Ungkapan yang sama juga di lontarkan oleh Ki Iswandi, pengelola Padepokan Seni Manggolo Yekti; “ Saya melihat pola Islamisasi yang masuk pada kesenian jaranan, terutama yang berkembang diwilayah Mataraman sangat unik. Perlu diketahui bahwa seniman jaranan kepang itu tak hanya diakui oleh masyarakat tentang kelihaian dan kesaktiannya. Namun dengan kelihaian, ketangkasan, dan kesaktian yang dimiliki oleh seniman jaranan kepanglah yang menempatkan mereka waktu itu memiliki derajat sosial yang tinggi. Nah, Sunan Kalijogo sebagai promotor Islam waktu itu meluruhkan kepemimpinan seniman jaranan kepang melewati adu kesaktian. Akibat keberhasilan Sunan Kalijogo memenangkan berbagai peperangan magis dengan seniman jarananlah, banyak seniman jaranan kepang kemudian membuka diri terhadap berbagai ajaran yang disampaikan oleh Kanjeng Sunan Kalijogo” , menurut laki laki yang tinggal di Gunung Wukir ini. Belum cukup mengungkapkan uneg unegnya, Ki Iswandi menambah penjelasannya, “Ketika kami membakar kemenyan, kami dituduh musyrik, mereka itu tak tahu nilai nilai yang terkandung maksud didalamnya. Mereka menuduh, kami menyekutukan Tuhan dengan memberikan sesaji dan membakar kemenyan saat jaranan kepang. Kami dituduh menyembah selain Tuhan. Saya katakan, bahwa kami melakukan hal itu ingin memperoleh pangestu kepada leluhur, saya tak mau melupakan leluhur. Ingat sewaktu kita lahir juga melalui mereka, nah sekarang kita melupakannya itu berarti kita tidak memiliki rumongso. Sesaji dan pembakaran kemenyan itu kami maksudkan, pertama; kami beritahukan kepada semua makhluk, bahwa saya memiliki kesenian yang digunakan untuk menghibur masyarakat. Kedua; kami ingin memberi sedekah kepada semua makhluk, sebab semua makhluk ciptaan Kang Moho Kuoso selalu saling memberi, coba kalau bumi ini tidak memberi zat makanan kepada hewan dan tumbuhan, atau kalau semua tumbuhan tidak mengahasilkan sesuatu yang dapat dipanen oleh manusia, nah itu semua pelajaran bagi kita semua”, imbuhnya.

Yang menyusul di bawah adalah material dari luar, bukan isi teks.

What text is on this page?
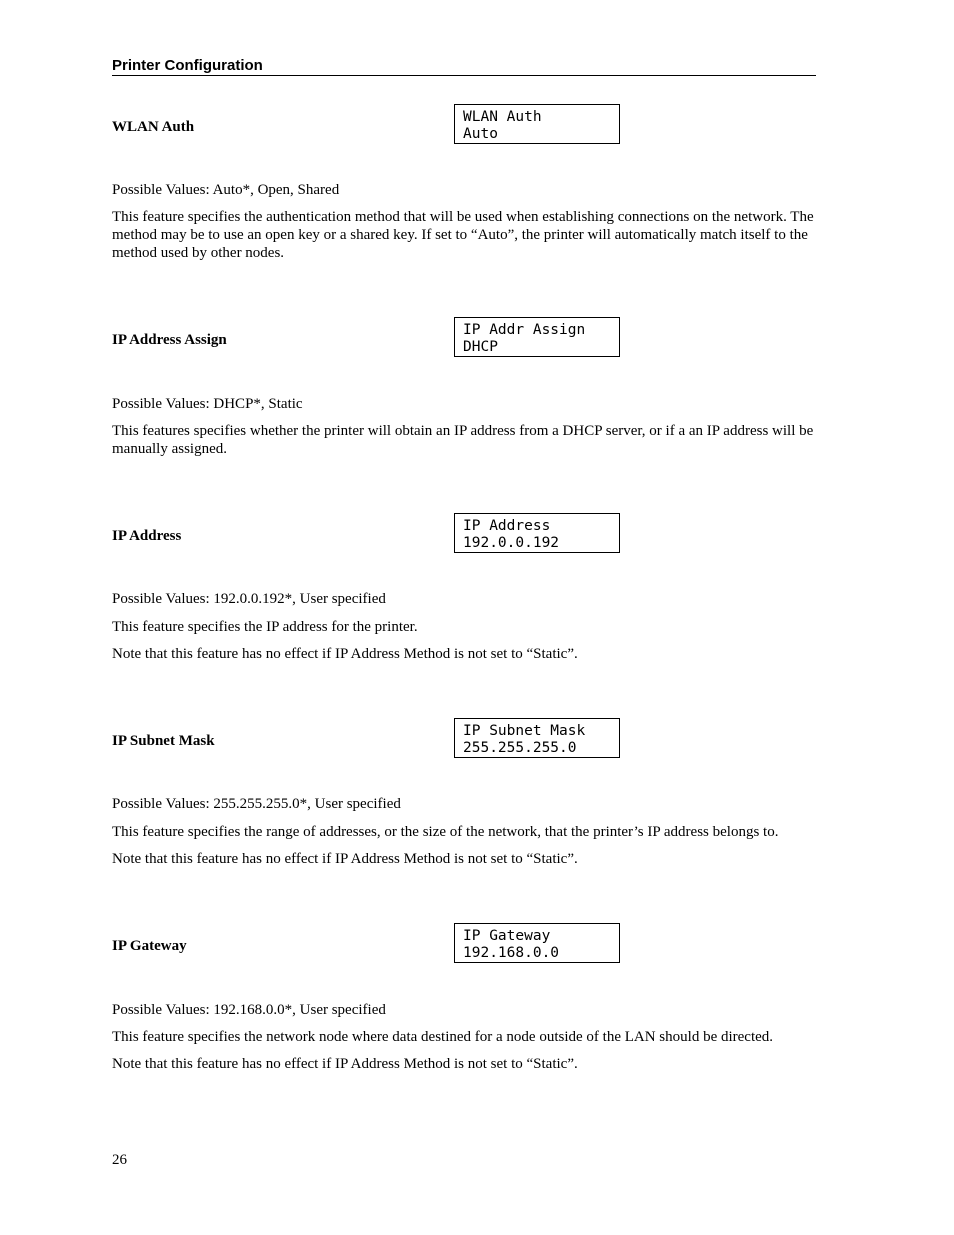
Printer Configuration
WLAN Auth
WLAN Auth
Auto

Possible Values: Auto*, Open, Shared

This feature specifies the authentication method that will be used when establishing connections on the network. The method may be to use an open key or a shared key. If set to “Auto”, the printer will automatically match itself to the method used by other nodes.

IP Address Assign
IP Addr Assign
DHCP

Possible Values: DHCP*, Static

This features specifies whether the printer will obtain an IP address from a DHCP server, or if a an IP address will be manually assigned.

IP Address
IP Address
192.0.0.192

Possible Values: 192.0.0.192*, User specified

This feature specifies the IP address for the printer.

Note that this feature has no effect if IP Address Method is not set to “Static”.

IP Subnet Mask
IP Subnet Mask
255.255.255.0

Possible Values: 255.255.255.0*, User specified

This feature specifies the range of addresses, or the size of the network, that the printer’s IP address belongs to.

Note that this feature has no effect if IP Address Method is not set to “Static”.

IP Gateway
IP Gateway
192.168.0.0

Possible Values: 192.168.0.0*, User specified

This feature specifies the network node where data destined for a node outside of the LAN should be directed.

Note that this feature has no effect if IP Address Method is not set to “Static”.

26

Pernyataan lain diungkapkan oleh Sholeh, Pemimpin Padepokan Seni Mangun Dharmo dari Tumpang, Malang. Ia mengakui bahwa antara jaranan kepang dengan Islam itu memang tidak ketemu pada wilayah hukumnya. “Perlu saya tekankan bahwa antara terbangan, tiba’an dan jaranan kepang adalah sama sama media manusia untuk menemukan Tuhan, jadi sebaiknya tidak usah menghakimi satu sama lainnya. Satu hal lagi prosesi sesaji dipepunden adalah usaha manusia untuk mengingat kembali para leluhurnya. Nah ini wajib bagi tradisi Jawa, nah pada konteks ini pula antara Islam dan sesaji itu tidak ketemu, baik maksud maupun tujuannya. Biasanya kalangan agamawan Islam takut, kalau manusia asik dengan jaranan dapat melupakan Tuhan, daripada begitu lebih baik meninggalkan saja jaranan. Biasanya orang Islam yang menggunakan agama langit, maka ia tidak akan mau bersentuhan dengan adat istiadat seperti jaranan, tapi bagi penganut agama bumi yang harus wayuh roso dengan sesama, maka akan menganggap itu bagian dari ruang ekspresi yang sifatnya sosial”, ungkap suami Karen, pesinden dari Amerika Serikat ini.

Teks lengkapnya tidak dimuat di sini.